実際の浴場に繋がる脱衣場に入る時に、入場料を払うことになる。
脱衣場は男女別にしなければならず、当然警備のために人を配置しなければならないので、考えてみれば、脱衣場前で徴収した方が手間が省けるのは間違いない。
では、この空間は何か? と言うと、ムラタに言わせれば「客寄せ」のために設計された物で、手を掛けてきた「サマートライアングル」の舞台もここに設置されることとなった。
当然のことながら、ロデリックはその計画に疑問を感じたものだが、順々に説明されると、ここでもムラタの深謀に気付かされる。

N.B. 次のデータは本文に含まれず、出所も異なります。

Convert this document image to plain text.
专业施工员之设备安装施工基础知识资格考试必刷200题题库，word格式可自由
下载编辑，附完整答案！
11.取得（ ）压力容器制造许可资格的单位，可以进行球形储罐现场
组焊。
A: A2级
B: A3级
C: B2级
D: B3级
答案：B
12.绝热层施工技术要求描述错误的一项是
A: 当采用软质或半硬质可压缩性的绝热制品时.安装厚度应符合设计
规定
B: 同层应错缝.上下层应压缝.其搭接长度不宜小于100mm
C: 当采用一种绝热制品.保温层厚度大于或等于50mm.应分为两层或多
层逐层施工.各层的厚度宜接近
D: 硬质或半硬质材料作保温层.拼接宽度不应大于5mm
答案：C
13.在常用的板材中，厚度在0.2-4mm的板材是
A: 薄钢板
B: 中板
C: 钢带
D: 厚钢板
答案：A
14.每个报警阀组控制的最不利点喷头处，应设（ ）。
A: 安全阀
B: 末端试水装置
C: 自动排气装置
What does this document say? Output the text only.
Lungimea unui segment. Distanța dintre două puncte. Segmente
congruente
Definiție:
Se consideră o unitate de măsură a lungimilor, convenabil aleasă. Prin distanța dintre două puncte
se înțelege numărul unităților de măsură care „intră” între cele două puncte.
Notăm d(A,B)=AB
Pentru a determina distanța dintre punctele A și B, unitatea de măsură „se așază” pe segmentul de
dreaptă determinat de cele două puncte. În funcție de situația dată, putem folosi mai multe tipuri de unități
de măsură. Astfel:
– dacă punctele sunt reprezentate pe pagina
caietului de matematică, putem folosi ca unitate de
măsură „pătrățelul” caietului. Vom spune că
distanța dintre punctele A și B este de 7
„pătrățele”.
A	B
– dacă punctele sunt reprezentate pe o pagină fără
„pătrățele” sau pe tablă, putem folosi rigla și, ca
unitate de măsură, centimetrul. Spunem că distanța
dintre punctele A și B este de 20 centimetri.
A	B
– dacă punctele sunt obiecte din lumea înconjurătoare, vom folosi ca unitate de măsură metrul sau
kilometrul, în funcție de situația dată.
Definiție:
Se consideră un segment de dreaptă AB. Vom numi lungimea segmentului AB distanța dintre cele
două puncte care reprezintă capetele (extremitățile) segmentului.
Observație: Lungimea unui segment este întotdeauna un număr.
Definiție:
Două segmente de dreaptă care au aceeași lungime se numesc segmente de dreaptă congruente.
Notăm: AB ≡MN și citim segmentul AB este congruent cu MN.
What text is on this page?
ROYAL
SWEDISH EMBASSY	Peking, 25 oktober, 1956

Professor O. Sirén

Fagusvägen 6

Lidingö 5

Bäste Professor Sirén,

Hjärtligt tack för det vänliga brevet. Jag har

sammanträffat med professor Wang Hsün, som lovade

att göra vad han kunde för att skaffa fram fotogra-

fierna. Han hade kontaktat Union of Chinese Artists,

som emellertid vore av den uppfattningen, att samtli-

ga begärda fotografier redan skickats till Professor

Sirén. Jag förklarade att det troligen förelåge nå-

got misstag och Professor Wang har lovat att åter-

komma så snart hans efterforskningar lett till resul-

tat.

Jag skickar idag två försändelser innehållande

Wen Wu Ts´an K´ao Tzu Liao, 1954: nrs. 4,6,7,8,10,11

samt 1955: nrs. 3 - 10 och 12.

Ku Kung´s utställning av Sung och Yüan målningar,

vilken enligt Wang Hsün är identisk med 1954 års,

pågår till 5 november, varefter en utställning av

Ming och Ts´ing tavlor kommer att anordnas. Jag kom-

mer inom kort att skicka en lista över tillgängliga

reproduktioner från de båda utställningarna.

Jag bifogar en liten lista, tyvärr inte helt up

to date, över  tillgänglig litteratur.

基本的には、直接的に女性が金を稼ぐ形にしてしまうと、まだ時期尚早だろう、と。
では、どうやって稼ぐのか?
その疑問に対してムラタが提示したのは「宣伝」だ。
これはまだ成功するかどうかはわからないが、主な業務を「宣伝」だと考えると、ロデリックにも見えてくる物がある。
ロデリックの考えではここは「談話室」だ。
決して高価な物では無いが、整えられたのは沢山のテーブルと椅子。
これだけでも人は集まってくるだろうが、この空間には出店すらある。
食べ物は言うに及ばず、様々なアクセサリ、服を売る店まで用意されている。
この辺りは会長の伝手だ。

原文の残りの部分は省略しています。